I find this interesting. I have read many articles that stated treating the water with metro is useless, as it is fractionally absorbed from the water column.
I also had the opportunity to ask Paul Loiselle about this at a lecture of his I attended and he too agreed that metro is best administered orally and dosing the aquarium is basically a waste.
As an aside, the fish I am currently treating all greedily ate the metro laced food but I should have mentioned that both the flake and pellets used are NLS Thera A with garlic, so perhaps the garlic masks the bitter metro.

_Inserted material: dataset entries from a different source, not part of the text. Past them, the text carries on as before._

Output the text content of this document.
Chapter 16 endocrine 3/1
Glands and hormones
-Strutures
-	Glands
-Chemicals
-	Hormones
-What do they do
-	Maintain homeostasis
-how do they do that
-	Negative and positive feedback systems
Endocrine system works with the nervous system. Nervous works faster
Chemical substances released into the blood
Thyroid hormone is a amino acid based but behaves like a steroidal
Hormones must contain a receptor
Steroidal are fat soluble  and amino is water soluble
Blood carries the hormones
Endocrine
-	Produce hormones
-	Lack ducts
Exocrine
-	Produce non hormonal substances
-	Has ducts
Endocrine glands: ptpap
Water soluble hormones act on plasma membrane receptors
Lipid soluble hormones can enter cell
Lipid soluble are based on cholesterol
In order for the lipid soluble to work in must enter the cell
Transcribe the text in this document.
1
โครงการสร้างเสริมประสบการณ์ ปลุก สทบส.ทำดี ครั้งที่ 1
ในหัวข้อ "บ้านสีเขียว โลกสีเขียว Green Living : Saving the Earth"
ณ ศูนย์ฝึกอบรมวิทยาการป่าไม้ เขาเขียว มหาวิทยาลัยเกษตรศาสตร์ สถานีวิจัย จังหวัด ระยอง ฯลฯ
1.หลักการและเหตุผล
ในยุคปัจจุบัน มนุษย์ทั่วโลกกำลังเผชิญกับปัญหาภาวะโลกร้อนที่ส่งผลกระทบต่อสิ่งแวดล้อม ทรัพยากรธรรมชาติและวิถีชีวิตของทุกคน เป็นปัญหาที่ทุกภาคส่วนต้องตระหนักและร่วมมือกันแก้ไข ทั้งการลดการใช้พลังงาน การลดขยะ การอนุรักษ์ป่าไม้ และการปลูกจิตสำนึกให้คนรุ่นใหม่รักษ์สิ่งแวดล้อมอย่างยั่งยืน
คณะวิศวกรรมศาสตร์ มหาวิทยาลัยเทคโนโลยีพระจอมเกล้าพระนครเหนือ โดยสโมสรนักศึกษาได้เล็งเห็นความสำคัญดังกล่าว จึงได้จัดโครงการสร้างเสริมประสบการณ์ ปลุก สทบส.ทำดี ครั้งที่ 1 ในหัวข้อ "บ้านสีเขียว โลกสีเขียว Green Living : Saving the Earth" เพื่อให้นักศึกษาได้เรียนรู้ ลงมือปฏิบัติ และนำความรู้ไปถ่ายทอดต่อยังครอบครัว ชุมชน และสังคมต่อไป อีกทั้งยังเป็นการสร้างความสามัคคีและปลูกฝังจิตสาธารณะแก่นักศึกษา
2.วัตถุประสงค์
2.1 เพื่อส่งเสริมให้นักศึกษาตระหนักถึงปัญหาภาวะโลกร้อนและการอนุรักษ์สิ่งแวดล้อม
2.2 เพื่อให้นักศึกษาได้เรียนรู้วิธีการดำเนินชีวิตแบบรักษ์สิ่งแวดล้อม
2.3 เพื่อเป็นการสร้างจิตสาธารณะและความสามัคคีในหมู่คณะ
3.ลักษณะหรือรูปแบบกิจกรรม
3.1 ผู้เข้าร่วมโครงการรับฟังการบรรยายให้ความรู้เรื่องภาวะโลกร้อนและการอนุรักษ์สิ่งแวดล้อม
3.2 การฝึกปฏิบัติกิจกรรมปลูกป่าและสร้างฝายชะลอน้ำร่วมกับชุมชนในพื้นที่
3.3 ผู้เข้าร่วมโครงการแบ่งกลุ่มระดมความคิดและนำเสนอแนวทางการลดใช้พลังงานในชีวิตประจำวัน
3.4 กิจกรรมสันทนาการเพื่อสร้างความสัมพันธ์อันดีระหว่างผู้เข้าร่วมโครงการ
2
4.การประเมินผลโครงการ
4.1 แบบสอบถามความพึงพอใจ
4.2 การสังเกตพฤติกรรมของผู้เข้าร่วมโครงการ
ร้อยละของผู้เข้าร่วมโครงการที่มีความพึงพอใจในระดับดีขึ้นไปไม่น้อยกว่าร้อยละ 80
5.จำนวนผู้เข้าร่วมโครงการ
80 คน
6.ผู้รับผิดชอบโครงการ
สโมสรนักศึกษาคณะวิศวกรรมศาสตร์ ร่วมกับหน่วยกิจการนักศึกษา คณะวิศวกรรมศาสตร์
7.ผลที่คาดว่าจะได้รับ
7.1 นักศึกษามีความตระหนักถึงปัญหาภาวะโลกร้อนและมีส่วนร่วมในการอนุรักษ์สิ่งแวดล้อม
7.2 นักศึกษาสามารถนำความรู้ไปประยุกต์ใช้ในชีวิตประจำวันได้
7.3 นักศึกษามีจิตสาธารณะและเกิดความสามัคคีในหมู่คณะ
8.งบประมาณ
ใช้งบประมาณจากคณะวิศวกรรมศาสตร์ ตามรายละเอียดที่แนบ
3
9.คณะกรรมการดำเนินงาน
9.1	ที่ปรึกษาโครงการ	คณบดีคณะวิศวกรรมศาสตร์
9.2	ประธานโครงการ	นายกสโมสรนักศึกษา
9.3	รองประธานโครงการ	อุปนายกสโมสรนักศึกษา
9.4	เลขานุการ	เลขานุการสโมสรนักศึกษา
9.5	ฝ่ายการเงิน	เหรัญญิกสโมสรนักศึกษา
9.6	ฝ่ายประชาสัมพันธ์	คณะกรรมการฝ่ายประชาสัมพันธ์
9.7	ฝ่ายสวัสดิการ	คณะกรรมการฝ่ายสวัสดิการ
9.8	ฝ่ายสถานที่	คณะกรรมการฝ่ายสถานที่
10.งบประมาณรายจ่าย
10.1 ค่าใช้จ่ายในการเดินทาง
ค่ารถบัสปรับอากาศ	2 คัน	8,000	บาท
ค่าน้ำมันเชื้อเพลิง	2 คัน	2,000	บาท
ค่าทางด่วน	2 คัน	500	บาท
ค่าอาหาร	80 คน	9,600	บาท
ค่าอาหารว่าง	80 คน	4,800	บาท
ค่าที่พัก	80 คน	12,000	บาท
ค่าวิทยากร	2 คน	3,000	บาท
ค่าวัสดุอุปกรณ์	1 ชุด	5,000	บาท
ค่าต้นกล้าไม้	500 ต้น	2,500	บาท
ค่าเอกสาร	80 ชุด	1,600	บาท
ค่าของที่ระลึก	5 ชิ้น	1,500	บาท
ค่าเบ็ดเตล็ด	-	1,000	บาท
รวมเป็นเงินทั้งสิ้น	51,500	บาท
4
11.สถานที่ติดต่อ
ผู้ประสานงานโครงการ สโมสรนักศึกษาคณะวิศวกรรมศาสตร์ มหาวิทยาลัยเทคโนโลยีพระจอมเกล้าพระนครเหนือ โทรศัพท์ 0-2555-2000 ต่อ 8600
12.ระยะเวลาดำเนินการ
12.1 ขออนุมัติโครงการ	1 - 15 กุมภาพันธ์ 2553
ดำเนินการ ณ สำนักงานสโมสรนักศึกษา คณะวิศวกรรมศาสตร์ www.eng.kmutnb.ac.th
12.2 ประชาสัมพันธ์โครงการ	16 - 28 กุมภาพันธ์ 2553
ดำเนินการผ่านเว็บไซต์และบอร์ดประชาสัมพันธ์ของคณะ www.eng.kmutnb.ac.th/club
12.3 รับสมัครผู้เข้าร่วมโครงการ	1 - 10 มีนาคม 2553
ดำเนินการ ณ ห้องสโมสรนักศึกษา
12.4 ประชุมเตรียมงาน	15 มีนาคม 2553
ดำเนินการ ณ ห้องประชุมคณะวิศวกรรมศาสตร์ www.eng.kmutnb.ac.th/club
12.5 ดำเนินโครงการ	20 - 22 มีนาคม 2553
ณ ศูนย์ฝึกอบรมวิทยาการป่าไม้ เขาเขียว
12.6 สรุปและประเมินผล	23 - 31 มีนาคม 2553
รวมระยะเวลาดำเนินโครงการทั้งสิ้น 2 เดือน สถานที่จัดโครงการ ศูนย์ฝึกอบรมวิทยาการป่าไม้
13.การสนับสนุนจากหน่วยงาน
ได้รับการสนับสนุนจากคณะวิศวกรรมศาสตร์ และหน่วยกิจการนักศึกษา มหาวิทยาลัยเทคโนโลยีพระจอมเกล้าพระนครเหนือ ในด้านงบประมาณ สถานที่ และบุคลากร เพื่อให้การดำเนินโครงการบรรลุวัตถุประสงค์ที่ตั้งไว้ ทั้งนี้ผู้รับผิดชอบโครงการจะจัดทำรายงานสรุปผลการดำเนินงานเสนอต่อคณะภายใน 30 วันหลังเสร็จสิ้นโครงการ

I do not mean to be confrontational and am just indicating experiences I have gathered. Sorry, I did not intend to hijack this thread.
Scrounging around I can't really find many cases where infected fish will eat. Maybe the NLS is too tasty/ (I use it too)

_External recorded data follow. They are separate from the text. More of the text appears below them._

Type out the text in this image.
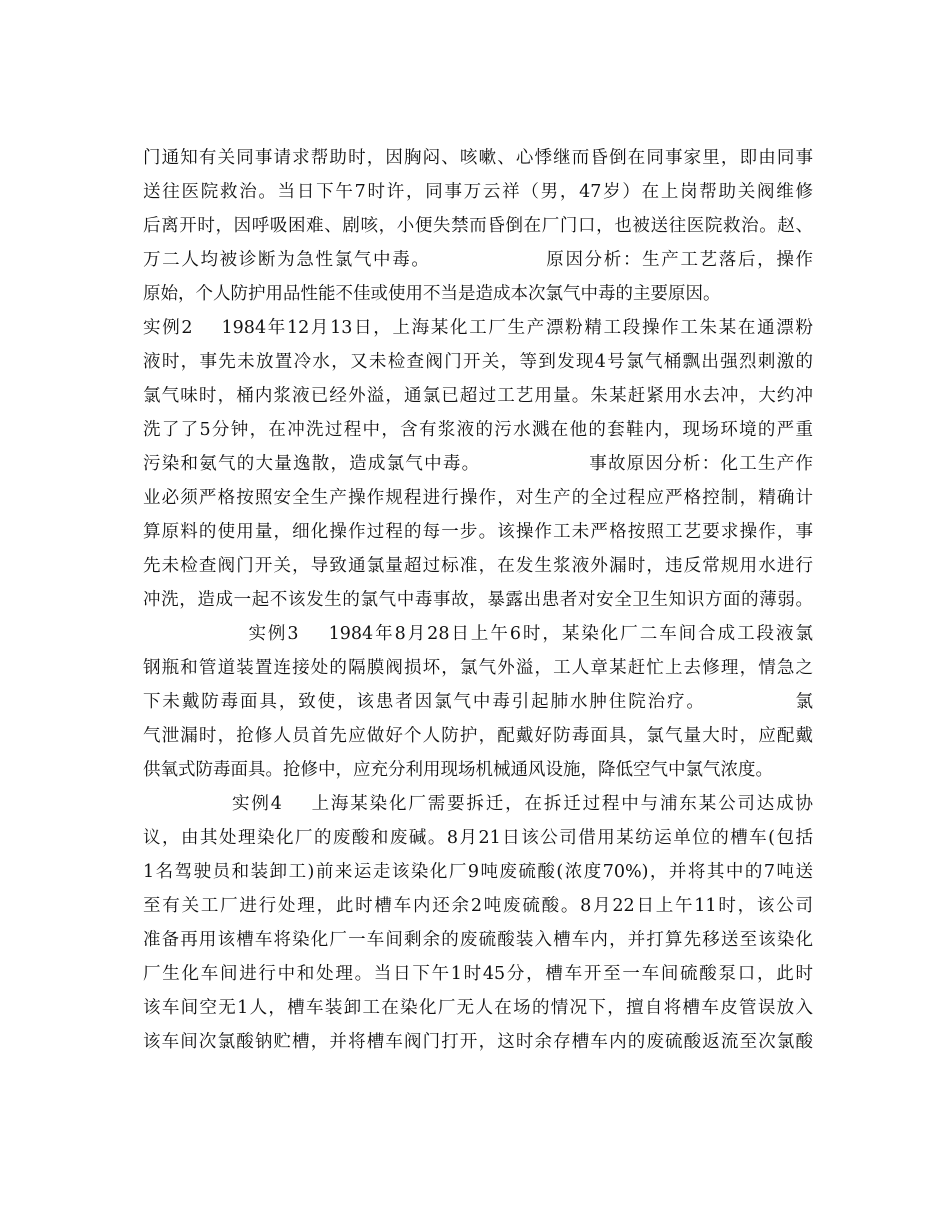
门通知有关同事请求帮助时，因胸闷、咳嗽、心悸继而昏倒在同事家里，即由同事
送往医院救治。当日下午7时许，同事万云祥（男，47岁）在上岗帮助关阀维修
后离开时，因呼吸困难、剧咳，小便失禁而昏倒在厂门口，也被送往医院救治。赵、
万二人均被诊断为急性氯气中毒。                原因分析：生产工艺落后，操作
原始，个人防护用品性能不佳或使用不当是造成本次氯气中毒的主要原因。
实例2    1984年12月13日，上海某化工厂生产漂粉精工段操作工朱某在通漂粉
液时，事先未放置冷水，又未检查阀门开关，等到发现4号氯气桶飘出强烈刺激的
氯气味时，桶内浆液已经外溢，通氯已超过工艺用量。朱某赶紧用水去冲，大约冲
洗了了5分钟，在冲洗过程中，含有浆液的污水溅在他的套鞋内，现场环境的严重
污染和氨气的大量逸散，造成氯气中毒。                事故原因分析：化工生产作
业必须严格按照安全生产操作规程进行操作，对生产的全过程应严格控制，精确计
算原料的使用量，细化操作过程的每一步。该操作工未严格按照工艺要求操作，事
先未检查阀门开关，导致通氯量超过标准，在发生浆液外漏时，违反常规用水进行
冲洗，造成一起不该发生的氯气中毒事故，暴露出患者对安全卫生知识方面的薄弱。
实例3    1984年8月28日上午6时，某染化厂二车间合成工段液氯
钢瓶和管道装置连接处的隔膜阀损坏，氯气外溢，工人章某赶忙上去修理，情急之
下未戴防毒面具，致使，该患者因氯气中毒引起肺水肿住院治疗。            氯
气泄漏时，抢修人员首先应做好个人防护，配戴好防毒面具，氯气量大时，应配戴
供氧式防毒面具。抢修中，应充分利用现场机械通风设施，降低空气中氯气浓度。
实例4    上海某染化厂需要拆迁，在拆迁过程中与浦东某公司达成协
议，由其处理染化厂的废酸和废碱。8月21日该公司借用某纺运单位的槽车(包括
1名驾驶员和装卸工)前来运走该染化厂9吨废硫酸(浓度70%)，并将其中的7吨送
至有关工厂进行处理，此时槽车内还余2吨废硫酸。8月22日上午11时，该公司
准备再用该槽车将染化厂一车间剩余的废硫酸装入槽车内，并打算先移送至该染化
厂生化车间进行中和处理。当日下午1时45分，槽车开至一车间硫酸泵口，此时
该车间空无1人，槽车装卸工在染化厂无人在场的情况下，擅自将槽车皮管误放入
该车间次氯酸钠贮槽，并将槽车阀门打开，这时余存槽车内的废硫酸返流至次氯酸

From memory flagyl metabolises into a DNA destroying agent in susceptible organisms. I forget the mechanism but it's likely on the web.

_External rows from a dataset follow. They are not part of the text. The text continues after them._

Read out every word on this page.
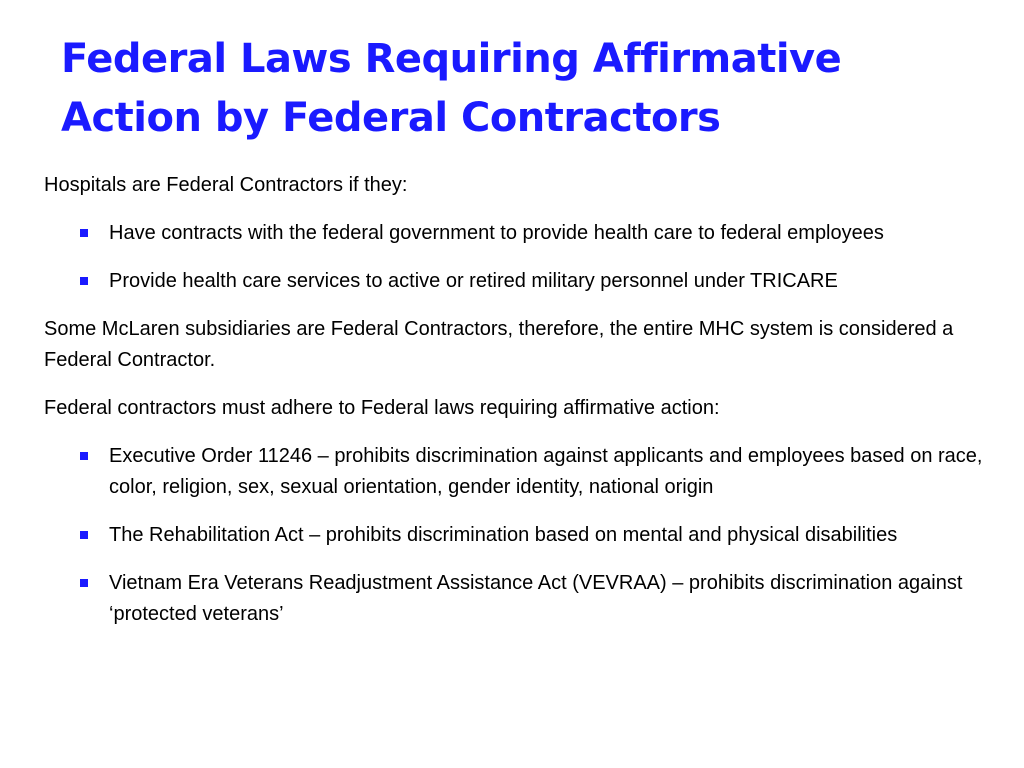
Federal Laws Requiring Affirmative
Action by Federal Contractors

Hospitals are Federal Contractors if they:

Have contracts with the federal government to provide health care to federal employees
Provide health care services to active or retired military personnel under TRICARE

Some McLaren subsidiaries are Federal Contractors, therefore, the entire MHC system is considered a Federal Contractor.

Federal contractors must adhere to Federal laws requiring affirmative action:

Executive Order 11246 – prohibits discrimination against applicants and employees based on race, color, religion, sex, sexual orientation, gender identity, national origin
The Rehabilitation Act – prohibits discrimination based on mental and physical disabilities
Vietnam Era Veterans Readjustment Assistance Act (VEVRAA) – prohibits discrimination against ‘protected veterans’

If anti-flagellates are useless in the column then likely many treatments are a waste of money, and that may well be the case.
What you're saying is that flagyl will kill the trophozoite on the fish, presumable while it feeds on fish skin soup.
This obviously requires protist toxic levels to be in the fish epithelium for the short duration of that stage. This build-up would take time. Perhaps too long.
This would be a breakthrough to the aquaculture industry. Remembering you are killing the organism prior to the multiplication stage. Thus an opportunity for prophylaxis arises (and all the resistance issues)
The journals however seem silent on this. It would also mean the the free swimming theronts absorbs nothing from the column or at least not in the manner that counts, at least for flagyl.
I imagine a very easy experiment to do.
Just reading Some Seachem stuff. The issue with flagyl in the column seems related to solubility not uptake.
They recommend their PolyGuard with sulfathiazole.